La Legge Stanca, in analogia con quanto prescritto per l'accessibilità, individua 12 requisiti tecnici da soddisfare riguardo l'usabilità di siti e servizi pubblici. Tuttavia la verifica di questi 12 punti non viene resa obbligatoria. "La ragione di questa differenza- Ci spiega Giale Roccia - è da ricercare, a mio parere, nel fatto che l'usabilità è considerata difficoltosa da valutare e da verificare perché difficilmente misurabile in maniera quantitativa. Inoltre in Italia c'è anche un problema di competenze: sono poche le figure professionali che si occupano di progettazione e valutazione utente-centrica e la cultura della qualità dei servizi sul versante del design di interazione è meno diffusa rispetto ad altre realtà europee.

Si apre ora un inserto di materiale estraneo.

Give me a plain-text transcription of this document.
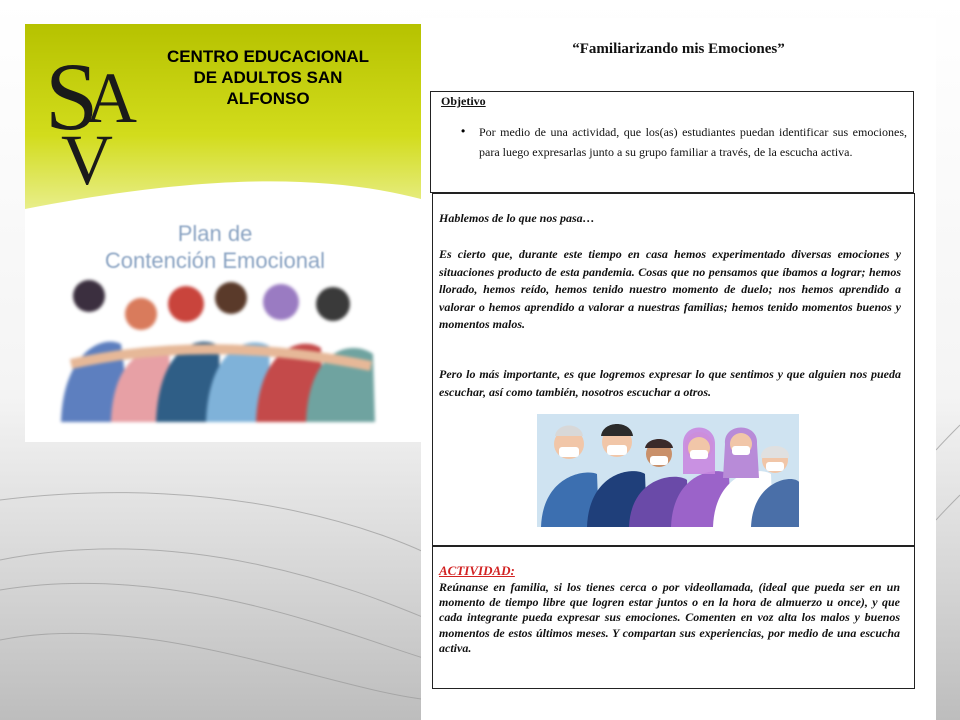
S
A
V
CENTRO EDUCACIONAL
DE ADULTOS SAN
ALFONSO
Plan de
Contención Emocional
“Familiarizando mis Emociones”
Objetivo
• Por medio de una actividad, que los(as) estudiantes puedan identificar sus emociones, para luego expresarlas junto a su grupo familiar a través, de la escucha activa.
Hablemos de lo que nos pasa…
Es cierto que, durante este tiempo en casa hemos experimentado diversas emociones y situaciones producto de esta pandemia. Cosas que no pensamos que íbamos a lograr; hemos llorado, hemos reído, hemos tenido nuestro momento de duelo; nos hemos aprendido a valorar o hemos aprendido a valorar a nuestras familias; hemos tenido momentos buenos y momentos malos.
Pero lo más importante, es que logremos expresar lo que sentimos y que alguien nos pueda escuchar, así como también, nosotros escuchar a otros.
ACTIVIDAD:
Reúnanse en familia, si los tienes cerca o por videollamada, (ideal que pueda ser en un momento de tiempo libre que logren estar juntos o en la hora de almuerzo u once), y que cada integrante pueda expresar sus emociones. Comenten en voz alta los malos y buenos momentos de estos últimos meses. Y compartan sus experiencias, por medio de una escucha activa.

Per di più si ritiene generalmente che investire in usabilità costi e si tende a considerarla una voce addizionale da "tagliare"nei momenti di incertezza economica".
Le principali difficoltà nell'attuare percorsi di usabilità negli enti pubblici possono quindi così riassumersi:
L'ascolto: per studiare metodologie e percorsi di usabilità è necessario conoscere il proprio pubblico e questa conoscenza non può che venire dall'ascolto. L'utente finale deve partecipare a tutte le fasi del processo di definizione di un servizio. Solo se si assume il suo punto di vista, il servizio finale potrà risultare valido e usabile e per conoscere il suo punto di vista occorre saperlo ascoltare e saperne cogliere i bisogni e le abitudini.
Il supporto all'interno dell'amministrazione.
Le abilità professionali.

Se il primo elemento di difficoltà può essere aggirato attraverso strumenti di segmentazione dell'utenza, rilevazioni e ricerche compiute in ambito nazionale o locale solitamente a carico degli URP, per superare il secondo scoglio c'è bisogno di strumenti di gestione dei contenuti che consentano la costruzione di redazioni diffuse all'interno degli enti, in modo da dividere il carico di lavoro, responsabilizzare i diversi uffici e fornire un servizio il più competente ed aggiornato possibile, eliminando tutti i passaggi intermenti tra utente ed ufficio erogatore del servizio.
La terza difficoltà, invece, può essere affrontata appoggiandosi a strutture esterne che forniscano formazione adeguata o che accompagnino l'ente lungo percorsi di questo tipo.

Qualche esempio

Come per qualsiasi innovazione anche riguardo l'usabilità all'interno del sistema pubblico del nostro Paese troviamo esempi di eccellenza come il CD rom Comunicazione Pubblica Usabile, realizzato dal progetto URP degli URP, in collaborazione con il Dipartimento della Funzione Pubblica e con la Regione Emilia Romagna e consultabile gratuitamente on line, oppure come il Laboratorio di Accessibilità e Usabilità del CSI-Piemonte.
L'obiettivo del Laboratorio, fin dalla sua istituzione nel 2002, è stato quello di definire gli standard tecnici da applicare in fase di progettazione e realizzazione dei siti web e delle interfacce grafiche. Nel corso del 2004 il Laboratorio ha cominciato ad operare affiancando i gruppi di progetto e sviluppo con attività di supporto e consulenza che si sono concretizzate in una serie di attività di analisi, di progettazione e di test con utenti.
Si tratta di esperienze tese a valorizzare l'usabilità come l'elemento che, in un futuro non troppo lontano consentirà di valutare le spese sostenute dalle Amministrazioni in ambito web. "L'uso intenso da parte dei cittadini - conclude la dottoressa Roccia - sarà possibile solo se l'offerta incontrerà la domanda: se, cioè, nel costruire i servizi verranno prese in considerazione bisogni, attitudini e caratteristiche degli utilizzatori".

Approfondimenti

Usabilità in Piemonte grazie al CSI, un'intervista con Giaele Roccia - coordinatrice delle attività di ricerca di usabilità del LAU (Laboratorio di Accessibilità e Usabilità del CSI-Piemonte)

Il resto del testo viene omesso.